We need to convert all databases/tables (that can support this) to binary. This is because binary is MediaWiki's default.
Description
Event Timeline
I could copy a db which is in a foreign language and try and convert it and see if it works.
@Southparkfan I'm wondering if I could have assistance on this please? This is a really big change and could lead to data loss.
I would like to assist here, but I am not very experienced with character sets. I have a few questions though.
- Shouldn't we migrate from latin1 (our MariaDB default) to binary (MediaWiki default), instead from latin1 to utf8mb4? (see also next question)
- T4425#137259: didn't they use binary?
- Do you have a conversion procedure in mind? What are the known caveats?
- Are other systems (Matomo, Phabricator, etc.) running on non-supported character sets too?
- Is read-only mode required for converting (read: can pt-osc handle this conversion for us without read-only mode enabled)? If so, what is the ETA?
- Are things going to explode if one wiki has binary tables, whereas another wiki has latin1 tables? Data corruption is likely and will have a major impact.
- Suggestion: we must back-up wikis prior to converting the tables.
- Suggestion: a Wikimedia DBA could help you answering these questions. They are very experienced with the MediaWiki database architecture.
https://phabricator.wikimedia.org/T250058#6051265 suggests search will break when converting to binary?
Spoked with a DBA at wmf briefly (Marostegui). He said it uses utf8mb4 and binary. Also he said he guessed it required read only and also alter table commands.
He also said he doesn't think it would cause corruption if one table had latin1 and the other binary but he also said it's worth checking out.
Phabricator uses utf8mb4 (as it's forced).
Also:
MariaDB [metawiki]> show table status like 'searchindex'; +-------------+--------+---------+------------+-------+----------------+-------------+-----------------+--------------+-----------+----------------+---------------------+---------------------+------------+-----------------+----------+----------------+---------+------------------+-----------+ | Name | Engine | Version | Row_format | Rows | Avg_row_length | Data_length | Max_data_length | Index_length | Data_free | Auto_increment | Create_time | Update_time | Check_time | Collation | Checksum | Create_options | Comment | Max_index_length | Temporary | +-------------+--------+---------+------------+-------+----------------+-------------+-----------------+--------------+-----------+----------------+---------------------+---------------------+------------+-----------------+----------+----------------+---------+------------------+-----------+ | searchindex | InnoDB | 10 | Dynamic | 20670 | 2004 | 41435136 | 0 | 425984 | 4194304 | NULL | 2020-07-15 23:25:09 | 2021-06-02 11:40:55 | NULL | utf8_general_ci | NULL | | | 0 | N | +-------------+--------+---------+------------+-------+----------------+-------------+-----------------+--------------+-----------+----------------+---------------------+---------------------+------------+-----------------+----------+----------------+---------+------------------+-----------+
I wonder if that should be moved to utf8mb4_unicode_ci?

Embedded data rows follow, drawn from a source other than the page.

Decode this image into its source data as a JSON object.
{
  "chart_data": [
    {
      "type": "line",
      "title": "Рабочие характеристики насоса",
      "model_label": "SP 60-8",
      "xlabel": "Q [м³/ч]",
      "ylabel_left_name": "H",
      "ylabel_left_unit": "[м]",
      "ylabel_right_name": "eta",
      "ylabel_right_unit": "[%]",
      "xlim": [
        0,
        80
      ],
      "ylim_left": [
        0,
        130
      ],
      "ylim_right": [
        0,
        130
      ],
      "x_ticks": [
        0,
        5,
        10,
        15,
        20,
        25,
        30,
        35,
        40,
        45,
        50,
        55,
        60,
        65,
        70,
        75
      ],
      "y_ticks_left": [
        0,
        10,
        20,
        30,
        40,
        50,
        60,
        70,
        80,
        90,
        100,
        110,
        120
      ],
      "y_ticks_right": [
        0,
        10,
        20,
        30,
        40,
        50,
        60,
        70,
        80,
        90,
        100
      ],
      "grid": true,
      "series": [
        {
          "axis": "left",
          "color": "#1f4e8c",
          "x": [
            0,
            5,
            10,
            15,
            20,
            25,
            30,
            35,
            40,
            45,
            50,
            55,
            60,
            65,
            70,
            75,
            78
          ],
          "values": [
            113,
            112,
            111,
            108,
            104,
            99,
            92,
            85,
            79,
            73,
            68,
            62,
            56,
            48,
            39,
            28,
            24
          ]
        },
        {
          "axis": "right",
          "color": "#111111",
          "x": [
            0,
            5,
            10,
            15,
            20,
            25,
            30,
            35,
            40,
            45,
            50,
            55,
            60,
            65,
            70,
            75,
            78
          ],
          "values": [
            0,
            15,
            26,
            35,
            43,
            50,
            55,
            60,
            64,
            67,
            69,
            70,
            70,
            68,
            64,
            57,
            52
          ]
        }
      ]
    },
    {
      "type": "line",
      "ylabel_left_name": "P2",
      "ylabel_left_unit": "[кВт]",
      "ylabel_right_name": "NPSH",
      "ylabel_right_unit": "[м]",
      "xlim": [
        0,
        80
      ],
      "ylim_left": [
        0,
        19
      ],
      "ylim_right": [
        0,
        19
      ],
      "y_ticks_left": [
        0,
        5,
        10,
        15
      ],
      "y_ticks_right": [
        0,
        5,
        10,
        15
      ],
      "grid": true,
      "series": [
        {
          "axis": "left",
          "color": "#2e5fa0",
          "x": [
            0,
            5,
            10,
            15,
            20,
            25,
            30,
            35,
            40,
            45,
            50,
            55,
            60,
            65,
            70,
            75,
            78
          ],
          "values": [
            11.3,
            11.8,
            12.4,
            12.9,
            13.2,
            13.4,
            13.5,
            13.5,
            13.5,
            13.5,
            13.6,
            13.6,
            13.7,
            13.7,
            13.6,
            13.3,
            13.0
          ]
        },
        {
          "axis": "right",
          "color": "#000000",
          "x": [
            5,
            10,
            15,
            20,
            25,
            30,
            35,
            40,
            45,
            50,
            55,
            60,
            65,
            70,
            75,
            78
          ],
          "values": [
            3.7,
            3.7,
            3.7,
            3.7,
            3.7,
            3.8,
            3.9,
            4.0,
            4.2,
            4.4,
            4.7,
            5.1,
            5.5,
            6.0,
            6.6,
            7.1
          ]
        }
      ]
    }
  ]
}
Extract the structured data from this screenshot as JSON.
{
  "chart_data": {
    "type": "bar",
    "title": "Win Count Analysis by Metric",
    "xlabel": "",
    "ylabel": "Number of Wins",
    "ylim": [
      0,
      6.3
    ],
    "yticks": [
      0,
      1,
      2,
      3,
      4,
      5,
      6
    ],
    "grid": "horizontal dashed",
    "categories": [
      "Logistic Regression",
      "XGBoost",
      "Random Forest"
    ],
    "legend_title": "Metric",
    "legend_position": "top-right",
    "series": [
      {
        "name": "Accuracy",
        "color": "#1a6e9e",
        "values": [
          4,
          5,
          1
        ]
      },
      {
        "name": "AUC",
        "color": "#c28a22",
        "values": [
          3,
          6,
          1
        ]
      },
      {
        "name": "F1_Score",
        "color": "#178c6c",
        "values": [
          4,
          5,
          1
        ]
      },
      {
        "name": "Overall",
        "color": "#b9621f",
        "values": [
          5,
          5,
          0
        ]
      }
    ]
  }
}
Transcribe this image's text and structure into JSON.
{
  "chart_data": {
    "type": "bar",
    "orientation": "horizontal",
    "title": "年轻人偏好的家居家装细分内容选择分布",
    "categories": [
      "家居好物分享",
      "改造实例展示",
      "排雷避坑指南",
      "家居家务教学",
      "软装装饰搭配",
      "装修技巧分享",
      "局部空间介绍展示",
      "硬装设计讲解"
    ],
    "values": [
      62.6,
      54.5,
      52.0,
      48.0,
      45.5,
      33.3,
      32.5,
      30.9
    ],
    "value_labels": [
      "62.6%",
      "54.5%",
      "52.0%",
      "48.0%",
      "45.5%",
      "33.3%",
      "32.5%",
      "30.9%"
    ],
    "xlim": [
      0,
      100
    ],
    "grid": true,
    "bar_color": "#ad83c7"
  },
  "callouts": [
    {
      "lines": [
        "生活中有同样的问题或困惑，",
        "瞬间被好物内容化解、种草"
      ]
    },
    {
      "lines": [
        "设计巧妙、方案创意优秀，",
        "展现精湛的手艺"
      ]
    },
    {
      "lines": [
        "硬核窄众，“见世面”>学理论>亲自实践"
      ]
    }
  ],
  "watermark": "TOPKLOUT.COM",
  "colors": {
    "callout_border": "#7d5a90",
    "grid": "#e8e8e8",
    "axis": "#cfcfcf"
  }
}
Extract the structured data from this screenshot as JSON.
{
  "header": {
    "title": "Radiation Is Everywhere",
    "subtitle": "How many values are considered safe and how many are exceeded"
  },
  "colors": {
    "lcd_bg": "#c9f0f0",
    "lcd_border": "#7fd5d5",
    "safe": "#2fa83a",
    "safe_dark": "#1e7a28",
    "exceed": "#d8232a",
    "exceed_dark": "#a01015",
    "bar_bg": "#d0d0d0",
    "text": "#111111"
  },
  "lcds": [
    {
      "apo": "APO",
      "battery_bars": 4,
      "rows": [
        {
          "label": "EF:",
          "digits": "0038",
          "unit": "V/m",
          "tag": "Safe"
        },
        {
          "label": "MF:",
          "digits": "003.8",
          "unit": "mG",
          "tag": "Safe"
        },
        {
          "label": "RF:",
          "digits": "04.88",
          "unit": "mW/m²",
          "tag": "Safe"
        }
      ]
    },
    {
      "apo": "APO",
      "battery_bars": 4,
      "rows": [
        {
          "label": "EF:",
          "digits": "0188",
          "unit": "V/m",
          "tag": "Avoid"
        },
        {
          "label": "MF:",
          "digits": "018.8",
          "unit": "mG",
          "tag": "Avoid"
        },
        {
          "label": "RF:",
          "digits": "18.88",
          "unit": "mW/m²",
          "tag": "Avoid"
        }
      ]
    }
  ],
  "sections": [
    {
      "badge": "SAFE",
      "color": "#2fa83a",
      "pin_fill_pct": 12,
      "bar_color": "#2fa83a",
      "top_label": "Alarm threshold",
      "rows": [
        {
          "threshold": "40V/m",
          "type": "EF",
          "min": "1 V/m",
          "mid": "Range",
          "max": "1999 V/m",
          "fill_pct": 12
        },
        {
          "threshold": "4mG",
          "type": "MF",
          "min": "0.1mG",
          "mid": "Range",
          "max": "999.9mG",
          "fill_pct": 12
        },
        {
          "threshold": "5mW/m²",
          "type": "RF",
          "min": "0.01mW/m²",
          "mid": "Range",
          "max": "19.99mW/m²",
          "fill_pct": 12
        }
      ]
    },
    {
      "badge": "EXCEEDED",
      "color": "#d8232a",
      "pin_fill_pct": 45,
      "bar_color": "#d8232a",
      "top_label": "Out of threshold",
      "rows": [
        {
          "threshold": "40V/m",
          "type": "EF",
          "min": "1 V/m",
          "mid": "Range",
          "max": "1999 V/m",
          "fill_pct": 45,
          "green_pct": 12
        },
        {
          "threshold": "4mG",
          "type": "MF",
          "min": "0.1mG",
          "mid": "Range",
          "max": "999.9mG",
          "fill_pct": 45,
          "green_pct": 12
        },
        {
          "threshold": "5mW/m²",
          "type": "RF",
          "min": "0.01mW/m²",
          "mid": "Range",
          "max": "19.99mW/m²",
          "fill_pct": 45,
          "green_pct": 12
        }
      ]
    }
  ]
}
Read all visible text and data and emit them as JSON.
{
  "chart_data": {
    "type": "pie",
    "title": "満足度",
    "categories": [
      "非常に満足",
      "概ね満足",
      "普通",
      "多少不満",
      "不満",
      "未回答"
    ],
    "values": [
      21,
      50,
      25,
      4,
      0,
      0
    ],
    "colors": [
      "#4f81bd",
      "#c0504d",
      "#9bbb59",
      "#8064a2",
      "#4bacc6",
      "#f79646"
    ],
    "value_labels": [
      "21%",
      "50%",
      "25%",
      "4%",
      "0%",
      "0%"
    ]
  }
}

Is this something we wish to pursue? There's a lot of chat about data corruption and this being a big/dangerous task - I'm not really aware of any major issues with the current setup that would require running such a risk personally.
@Paladox can you elaborate on the necessity for this please, and if not, can we decline this task?
We don't necessarily have to do I don't think. The point of doing this was so we can search in the backend using unicode/or if in another language the string. Because at the moment we cannot as the string isn't displayed in a utf8 way for us.